Rio Jatunyacu (Jatunyacu), or the Upper Rio Napo, extends west from the town of Tena Cliffs in Ecuador, a town of canyons and jungle. This wide, flat river of rolling waves and placid pools is a main tributary of the Amazon originating from glacier water and springs fed by the active Cotopaxi Volcano. Its name in Kichwa means “big water” in the Quechua language. Ecuador is divided into three continental regions: the Costa, Sierra, and Oriente. Eastern slopes of the Ecuadorian Andes traverse into the lowland rainforest in the Amazon Basin.
Alejandra (Ali), from Ushuaia, Argentina was rafting on the Rio Jatunyacu and dipped the white cloth while traversing through the energetic river. A kayak race commences every year.
Only 2% of the entire Amazon Basin belongs to Ecuador, about the size of the state of Alabama.

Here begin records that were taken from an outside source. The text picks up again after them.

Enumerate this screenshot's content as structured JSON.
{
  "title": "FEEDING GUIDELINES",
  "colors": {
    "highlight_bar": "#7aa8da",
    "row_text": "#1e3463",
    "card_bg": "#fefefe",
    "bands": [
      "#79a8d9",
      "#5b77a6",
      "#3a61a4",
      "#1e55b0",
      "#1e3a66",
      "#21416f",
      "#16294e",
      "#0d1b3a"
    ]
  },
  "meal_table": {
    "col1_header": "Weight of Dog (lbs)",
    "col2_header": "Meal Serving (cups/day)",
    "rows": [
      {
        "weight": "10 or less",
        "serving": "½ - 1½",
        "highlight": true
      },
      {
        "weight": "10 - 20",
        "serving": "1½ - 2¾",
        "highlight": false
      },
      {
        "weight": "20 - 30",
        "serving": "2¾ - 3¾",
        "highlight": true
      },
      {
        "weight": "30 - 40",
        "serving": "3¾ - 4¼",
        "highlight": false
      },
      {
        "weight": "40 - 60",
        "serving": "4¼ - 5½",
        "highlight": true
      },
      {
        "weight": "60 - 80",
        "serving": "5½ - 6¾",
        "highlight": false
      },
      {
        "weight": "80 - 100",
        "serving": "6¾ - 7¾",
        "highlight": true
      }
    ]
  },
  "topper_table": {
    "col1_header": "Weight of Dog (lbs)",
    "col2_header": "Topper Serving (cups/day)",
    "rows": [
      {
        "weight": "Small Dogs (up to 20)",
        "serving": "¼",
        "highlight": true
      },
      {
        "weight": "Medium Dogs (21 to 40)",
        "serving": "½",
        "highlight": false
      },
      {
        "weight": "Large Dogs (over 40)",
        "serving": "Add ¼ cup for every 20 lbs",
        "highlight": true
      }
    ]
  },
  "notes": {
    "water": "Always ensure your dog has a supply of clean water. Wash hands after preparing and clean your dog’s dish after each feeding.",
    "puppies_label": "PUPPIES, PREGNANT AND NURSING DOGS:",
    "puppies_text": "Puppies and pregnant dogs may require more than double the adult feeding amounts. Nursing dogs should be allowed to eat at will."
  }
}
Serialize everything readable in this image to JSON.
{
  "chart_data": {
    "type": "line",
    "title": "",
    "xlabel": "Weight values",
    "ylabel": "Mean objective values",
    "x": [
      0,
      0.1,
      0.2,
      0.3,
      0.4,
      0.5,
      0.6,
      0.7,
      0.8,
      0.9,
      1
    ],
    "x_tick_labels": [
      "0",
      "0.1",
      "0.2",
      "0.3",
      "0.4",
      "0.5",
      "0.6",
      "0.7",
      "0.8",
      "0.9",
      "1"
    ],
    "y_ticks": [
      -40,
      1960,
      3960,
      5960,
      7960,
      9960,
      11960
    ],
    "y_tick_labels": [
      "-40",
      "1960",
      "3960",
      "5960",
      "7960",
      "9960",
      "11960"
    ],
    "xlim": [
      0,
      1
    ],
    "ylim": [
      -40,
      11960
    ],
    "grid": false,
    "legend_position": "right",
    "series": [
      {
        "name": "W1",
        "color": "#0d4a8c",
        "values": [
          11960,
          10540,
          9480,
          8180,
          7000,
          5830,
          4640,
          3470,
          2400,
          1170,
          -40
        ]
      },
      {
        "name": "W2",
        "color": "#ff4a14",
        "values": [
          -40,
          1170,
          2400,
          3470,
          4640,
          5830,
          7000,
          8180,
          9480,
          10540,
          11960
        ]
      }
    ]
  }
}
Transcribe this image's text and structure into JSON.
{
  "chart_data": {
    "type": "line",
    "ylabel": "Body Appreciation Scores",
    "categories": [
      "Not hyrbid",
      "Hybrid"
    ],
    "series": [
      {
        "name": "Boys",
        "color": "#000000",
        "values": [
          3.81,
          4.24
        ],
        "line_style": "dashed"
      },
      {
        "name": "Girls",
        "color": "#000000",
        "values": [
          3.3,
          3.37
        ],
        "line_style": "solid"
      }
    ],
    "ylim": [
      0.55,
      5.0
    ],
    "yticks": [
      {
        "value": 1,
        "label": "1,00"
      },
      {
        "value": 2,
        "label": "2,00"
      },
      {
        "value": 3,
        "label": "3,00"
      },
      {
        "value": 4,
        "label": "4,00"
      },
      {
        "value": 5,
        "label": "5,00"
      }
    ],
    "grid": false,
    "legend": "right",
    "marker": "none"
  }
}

Ecuador was part of the Inca Empire until the Spanish conquest in 1533. In 1563 the city of Quito was the seat of Spanish colonial government and in 1717 joined Colombia and Venezuela to become part of the Viceroyalty of New Granada. These countries gained their independence from Spain gradually between 1819 and 1822 formed a federation known as Gran Colombia. Quito withdrew from Gran Colombia in 1830. Its named was changed to the “Republic of the Equator,” Ecuador.